We use an EMC fiber-channel SAN for database storage. The database file group that was running into problems is striped across 20 disk spindles. We had a plan in place to increase the number of spindles to increase I/O capacity, which was going to happen later this week…but given the data at hand, we decided to schedule it for Monday night. The immediate plan was to add 10 more disks to the stripe for that file group, bringing the total up to 30, and increasing I/O capacity for the group by 50%. (For techies out there, we’re measuring I/O operations per second; physical disks have a maximum number of these operations they can handle per second, and the SAN caching increases the effective rate in some cases…but generally, the only way to really increase I/O capacity is to add drives).
So…we allocate the extra drives, and begin the re-striping process.

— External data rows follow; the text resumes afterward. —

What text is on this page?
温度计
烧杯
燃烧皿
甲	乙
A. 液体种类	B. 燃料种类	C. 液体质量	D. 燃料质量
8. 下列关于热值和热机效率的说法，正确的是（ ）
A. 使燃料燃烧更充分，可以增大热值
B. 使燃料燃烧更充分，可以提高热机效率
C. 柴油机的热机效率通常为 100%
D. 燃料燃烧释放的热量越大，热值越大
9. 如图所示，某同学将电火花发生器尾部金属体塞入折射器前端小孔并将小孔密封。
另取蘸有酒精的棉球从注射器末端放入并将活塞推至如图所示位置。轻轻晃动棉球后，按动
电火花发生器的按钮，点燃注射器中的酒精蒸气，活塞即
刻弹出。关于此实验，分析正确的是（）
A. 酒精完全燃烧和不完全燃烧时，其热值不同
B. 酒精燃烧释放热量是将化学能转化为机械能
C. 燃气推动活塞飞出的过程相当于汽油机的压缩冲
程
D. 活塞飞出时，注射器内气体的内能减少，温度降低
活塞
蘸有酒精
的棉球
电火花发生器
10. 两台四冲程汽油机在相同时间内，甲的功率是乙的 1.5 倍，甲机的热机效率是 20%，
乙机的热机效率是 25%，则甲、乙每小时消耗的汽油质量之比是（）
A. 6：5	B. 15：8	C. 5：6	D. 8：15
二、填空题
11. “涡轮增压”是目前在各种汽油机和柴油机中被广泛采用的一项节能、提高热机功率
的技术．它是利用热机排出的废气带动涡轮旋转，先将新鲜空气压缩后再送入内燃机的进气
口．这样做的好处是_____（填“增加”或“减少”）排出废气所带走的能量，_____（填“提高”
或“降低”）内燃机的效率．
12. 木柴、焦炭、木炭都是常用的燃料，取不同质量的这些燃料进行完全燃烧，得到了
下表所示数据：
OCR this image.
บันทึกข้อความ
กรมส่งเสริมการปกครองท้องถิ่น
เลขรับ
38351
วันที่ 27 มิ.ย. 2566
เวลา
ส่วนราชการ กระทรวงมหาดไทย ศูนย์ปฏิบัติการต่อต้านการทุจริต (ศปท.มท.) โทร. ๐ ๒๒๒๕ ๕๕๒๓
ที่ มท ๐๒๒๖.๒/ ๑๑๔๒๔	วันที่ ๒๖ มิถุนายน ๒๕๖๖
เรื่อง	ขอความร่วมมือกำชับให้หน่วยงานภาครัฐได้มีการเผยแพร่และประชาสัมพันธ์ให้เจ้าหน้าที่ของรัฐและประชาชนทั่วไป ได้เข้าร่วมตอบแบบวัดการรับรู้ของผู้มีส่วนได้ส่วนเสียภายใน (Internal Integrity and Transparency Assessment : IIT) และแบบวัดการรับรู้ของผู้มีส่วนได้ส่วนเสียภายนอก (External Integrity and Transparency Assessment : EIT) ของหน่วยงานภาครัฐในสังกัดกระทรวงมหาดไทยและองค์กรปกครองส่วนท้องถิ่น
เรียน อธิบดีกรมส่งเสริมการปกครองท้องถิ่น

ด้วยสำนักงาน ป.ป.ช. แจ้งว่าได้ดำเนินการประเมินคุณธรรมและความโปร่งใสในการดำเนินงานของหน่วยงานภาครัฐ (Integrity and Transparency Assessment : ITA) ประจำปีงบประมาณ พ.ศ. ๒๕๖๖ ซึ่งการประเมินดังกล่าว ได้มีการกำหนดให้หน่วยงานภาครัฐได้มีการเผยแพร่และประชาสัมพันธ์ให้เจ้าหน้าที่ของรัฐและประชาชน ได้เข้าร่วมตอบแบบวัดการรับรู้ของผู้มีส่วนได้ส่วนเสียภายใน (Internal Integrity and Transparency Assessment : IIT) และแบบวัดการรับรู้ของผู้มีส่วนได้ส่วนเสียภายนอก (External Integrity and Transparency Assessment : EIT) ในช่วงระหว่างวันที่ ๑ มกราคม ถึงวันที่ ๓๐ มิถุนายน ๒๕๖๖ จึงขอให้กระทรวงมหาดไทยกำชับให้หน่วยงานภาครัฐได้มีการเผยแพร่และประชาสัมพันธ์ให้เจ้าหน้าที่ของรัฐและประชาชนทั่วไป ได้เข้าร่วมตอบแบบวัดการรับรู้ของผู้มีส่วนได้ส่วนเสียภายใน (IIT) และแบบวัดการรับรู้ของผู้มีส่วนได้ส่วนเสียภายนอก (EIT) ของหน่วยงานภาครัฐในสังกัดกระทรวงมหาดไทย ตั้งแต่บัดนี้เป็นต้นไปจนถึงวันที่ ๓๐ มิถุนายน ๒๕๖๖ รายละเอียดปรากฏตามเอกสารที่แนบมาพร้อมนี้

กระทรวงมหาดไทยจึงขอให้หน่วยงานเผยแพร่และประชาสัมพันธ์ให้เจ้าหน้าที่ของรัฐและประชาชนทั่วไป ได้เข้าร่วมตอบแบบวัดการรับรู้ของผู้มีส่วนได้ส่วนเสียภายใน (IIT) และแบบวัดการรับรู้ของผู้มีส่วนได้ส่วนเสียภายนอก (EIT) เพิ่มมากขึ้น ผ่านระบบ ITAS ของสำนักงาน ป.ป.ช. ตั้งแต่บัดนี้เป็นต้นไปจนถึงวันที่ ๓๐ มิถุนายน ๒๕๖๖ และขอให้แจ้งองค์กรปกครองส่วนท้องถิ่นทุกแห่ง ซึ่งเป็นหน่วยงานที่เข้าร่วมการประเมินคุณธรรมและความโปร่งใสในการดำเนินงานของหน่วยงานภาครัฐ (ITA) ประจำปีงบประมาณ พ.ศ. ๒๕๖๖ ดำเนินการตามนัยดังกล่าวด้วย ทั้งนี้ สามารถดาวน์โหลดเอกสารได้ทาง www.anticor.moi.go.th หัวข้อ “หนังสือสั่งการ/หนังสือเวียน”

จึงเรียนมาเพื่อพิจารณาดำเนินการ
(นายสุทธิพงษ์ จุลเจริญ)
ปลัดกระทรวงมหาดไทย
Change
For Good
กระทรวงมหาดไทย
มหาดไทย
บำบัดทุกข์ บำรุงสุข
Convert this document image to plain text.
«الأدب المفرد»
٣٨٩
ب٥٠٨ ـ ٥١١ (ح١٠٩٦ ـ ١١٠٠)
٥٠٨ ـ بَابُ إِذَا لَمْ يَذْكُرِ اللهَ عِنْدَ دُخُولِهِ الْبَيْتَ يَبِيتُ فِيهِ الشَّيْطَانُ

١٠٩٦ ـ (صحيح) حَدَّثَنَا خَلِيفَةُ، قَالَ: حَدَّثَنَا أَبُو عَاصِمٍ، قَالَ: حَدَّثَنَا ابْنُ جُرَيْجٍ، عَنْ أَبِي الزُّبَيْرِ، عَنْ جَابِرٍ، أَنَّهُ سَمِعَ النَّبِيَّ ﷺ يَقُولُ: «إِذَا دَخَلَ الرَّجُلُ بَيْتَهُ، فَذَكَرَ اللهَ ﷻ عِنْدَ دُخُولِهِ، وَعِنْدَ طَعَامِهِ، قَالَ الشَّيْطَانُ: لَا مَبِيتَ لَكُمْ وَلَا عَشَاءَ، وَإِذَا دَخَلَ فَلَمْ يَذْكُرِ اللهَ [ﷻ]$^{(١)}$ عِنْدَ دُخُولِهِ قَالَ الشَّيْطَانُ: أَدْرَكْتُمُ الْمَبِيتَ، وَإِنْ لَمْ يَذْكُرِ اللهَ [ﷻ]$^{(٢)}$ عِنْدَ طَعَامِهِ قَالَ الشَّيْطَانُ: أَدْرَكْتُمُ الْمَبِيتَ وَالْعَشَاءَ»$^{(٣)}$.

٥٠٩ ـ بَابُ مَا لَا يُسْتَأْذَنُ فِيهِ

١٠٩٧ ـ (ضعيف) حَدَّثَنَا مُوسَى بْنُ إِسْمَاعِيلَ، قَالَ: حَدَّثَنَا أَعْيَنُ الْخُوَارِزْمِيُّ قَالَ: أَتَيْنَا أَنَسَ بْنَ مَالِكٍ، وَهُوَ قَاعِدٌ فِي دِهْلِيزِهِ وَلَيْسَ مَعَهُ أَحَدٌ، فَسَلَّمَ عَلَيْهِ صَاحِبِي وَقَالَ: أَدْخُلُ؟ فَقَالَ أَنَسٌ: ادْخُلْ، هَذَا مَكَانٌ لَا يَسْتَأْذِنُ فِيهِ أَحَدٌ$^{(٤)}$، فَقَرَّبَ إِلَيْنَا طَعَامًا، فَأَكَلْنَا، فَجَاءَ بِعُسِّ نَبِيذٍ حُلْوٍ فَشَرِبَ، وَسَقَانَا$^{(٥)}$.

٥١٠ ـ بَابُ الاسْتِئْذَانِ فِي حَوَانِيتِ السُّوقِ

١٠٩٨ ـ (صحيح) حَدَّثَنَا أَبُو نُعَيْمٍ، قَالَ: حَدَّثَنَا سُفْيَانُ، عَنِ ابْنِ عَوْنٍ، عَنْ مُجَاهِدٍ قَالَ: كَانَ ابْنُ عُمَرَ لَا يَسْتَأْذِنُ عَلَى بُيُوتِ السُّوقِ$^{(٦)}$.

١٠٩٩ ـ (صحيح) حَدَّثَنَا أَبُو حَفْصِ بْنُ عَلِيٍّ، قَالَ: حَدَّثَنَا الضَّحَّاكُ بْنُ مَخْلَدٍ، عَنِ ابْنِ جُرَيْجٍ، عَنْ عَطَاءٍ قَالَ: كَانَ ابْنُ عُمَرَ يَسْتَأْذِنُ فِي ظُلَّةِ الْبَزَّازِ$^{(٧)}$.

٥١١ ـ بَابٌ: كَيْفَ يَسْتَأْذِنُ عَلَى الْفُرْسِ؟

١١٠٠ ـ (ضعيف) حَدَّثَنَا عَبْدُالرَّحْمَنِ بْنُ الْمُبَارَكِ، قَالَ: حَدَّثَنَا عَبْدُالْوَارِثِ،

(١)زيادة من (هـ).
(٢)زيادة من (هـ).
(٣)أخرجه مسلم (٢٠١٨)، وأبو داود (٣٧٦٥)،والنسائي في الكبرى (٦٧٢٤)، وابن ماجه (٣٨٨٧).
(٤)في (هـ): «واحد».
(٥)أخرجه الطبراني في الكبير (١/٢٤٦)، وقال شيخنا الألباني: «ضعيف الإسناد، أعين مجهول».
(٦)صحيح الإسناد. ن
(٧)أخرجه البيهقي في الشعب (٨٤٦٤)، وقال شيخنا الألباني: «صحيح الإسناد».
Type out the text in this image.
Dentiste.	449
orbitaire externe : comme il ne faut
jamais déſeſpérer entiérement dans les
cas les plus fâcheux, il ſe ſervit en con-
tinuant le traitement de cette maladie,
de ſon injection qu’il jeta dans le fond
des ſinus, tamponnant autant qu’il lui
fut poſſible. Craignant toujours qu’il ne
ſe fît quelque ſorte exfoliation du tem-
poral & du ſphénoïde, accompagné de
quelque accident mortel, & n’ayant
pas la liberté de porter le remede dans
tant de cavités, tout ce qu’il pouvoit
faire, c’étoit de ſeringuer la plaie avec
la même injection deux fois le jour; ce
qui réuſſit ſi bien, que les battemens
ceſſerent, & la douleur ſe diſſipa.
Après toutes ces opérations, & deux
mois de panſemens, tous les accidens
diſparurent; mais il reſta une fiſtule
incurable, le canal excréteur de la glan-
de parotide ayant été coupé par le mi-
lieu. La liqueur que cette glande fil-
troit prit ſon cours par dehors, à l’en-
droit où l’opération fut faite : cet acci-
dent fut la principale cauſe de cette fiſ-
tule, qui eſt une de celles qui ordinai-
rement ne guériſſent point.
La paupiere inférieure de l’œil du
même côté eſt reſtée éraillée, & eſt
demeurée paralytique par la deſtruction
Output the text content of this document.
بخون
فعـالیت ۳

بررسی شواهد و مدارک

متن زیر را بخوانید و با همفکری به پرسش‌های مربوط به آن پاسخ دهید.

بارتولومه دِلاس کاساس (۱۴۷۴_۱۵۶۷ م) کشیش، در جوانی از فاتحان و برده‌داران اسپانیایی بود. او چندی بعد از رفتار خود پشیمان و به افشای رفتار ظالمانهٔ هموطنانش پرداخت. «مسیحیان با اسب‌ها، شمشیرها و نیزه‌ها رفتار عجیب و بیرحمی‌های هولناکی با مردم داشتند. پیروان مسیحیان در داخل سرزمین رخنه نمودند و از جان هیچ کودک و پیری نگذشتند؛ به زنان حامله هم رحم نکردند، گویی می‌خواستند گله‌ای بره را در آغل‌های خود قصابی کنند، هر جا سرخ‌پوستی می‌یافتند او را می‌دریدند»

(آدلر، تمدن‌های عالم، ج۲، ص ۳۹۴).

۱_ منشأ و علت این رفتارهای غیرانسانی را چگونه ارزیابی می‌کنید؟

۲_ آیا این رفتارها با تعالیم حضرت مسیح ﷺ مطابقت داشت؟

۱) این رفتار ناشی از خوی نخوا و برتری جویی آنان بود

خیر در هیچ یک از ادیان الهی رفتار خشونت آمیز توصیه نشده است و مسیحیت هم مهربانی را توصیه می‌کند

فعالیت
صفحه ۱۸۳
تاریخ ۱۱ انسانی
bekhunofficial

This happens transparently to the applications (i.e. SQL Server), as the SAN has the ability to re-stripe on the fly. We’ve expanded storage a number of times, exactly like this, with no problems. Total I/O capacity is impacted a bit during the process, but everything stays up and running.
Or at least it’s supposed to.
Monday 10:00pm
System starts throwing intermittent errors when applications try to connect to the database in question. Monitor alerts are sent. It’s pretty critical, as this database contains all user-related data (such as authentication info) for all system users.
Monday 10:30pm
Darryl discovers the errant query (the one that started at 5pm), and terminates it. At this point the SQL transaction logs are well over 300GB. SQL starts to recover, but intermittent errors still occur.
Tuesday 2:00am
SQL Server shuts down - cause is as of yet unknown, although there are some suspicious log entries prior to the failure. It automatically restarts, and begins the recovery process to bring the database online, including replaying this huge 300GB log. Other cluster members don’t take over, because the database requires recovery - as opposed to having a server problem.
However, while it’s trying to recover, a huge amount of traffic is still coming in from the web sites (mostly API and non-US sites at this time), which causes a large number of SQL transactions. Some of these transactions deadlock with the recovery process, which causes SQL to terminate again and restart recovery.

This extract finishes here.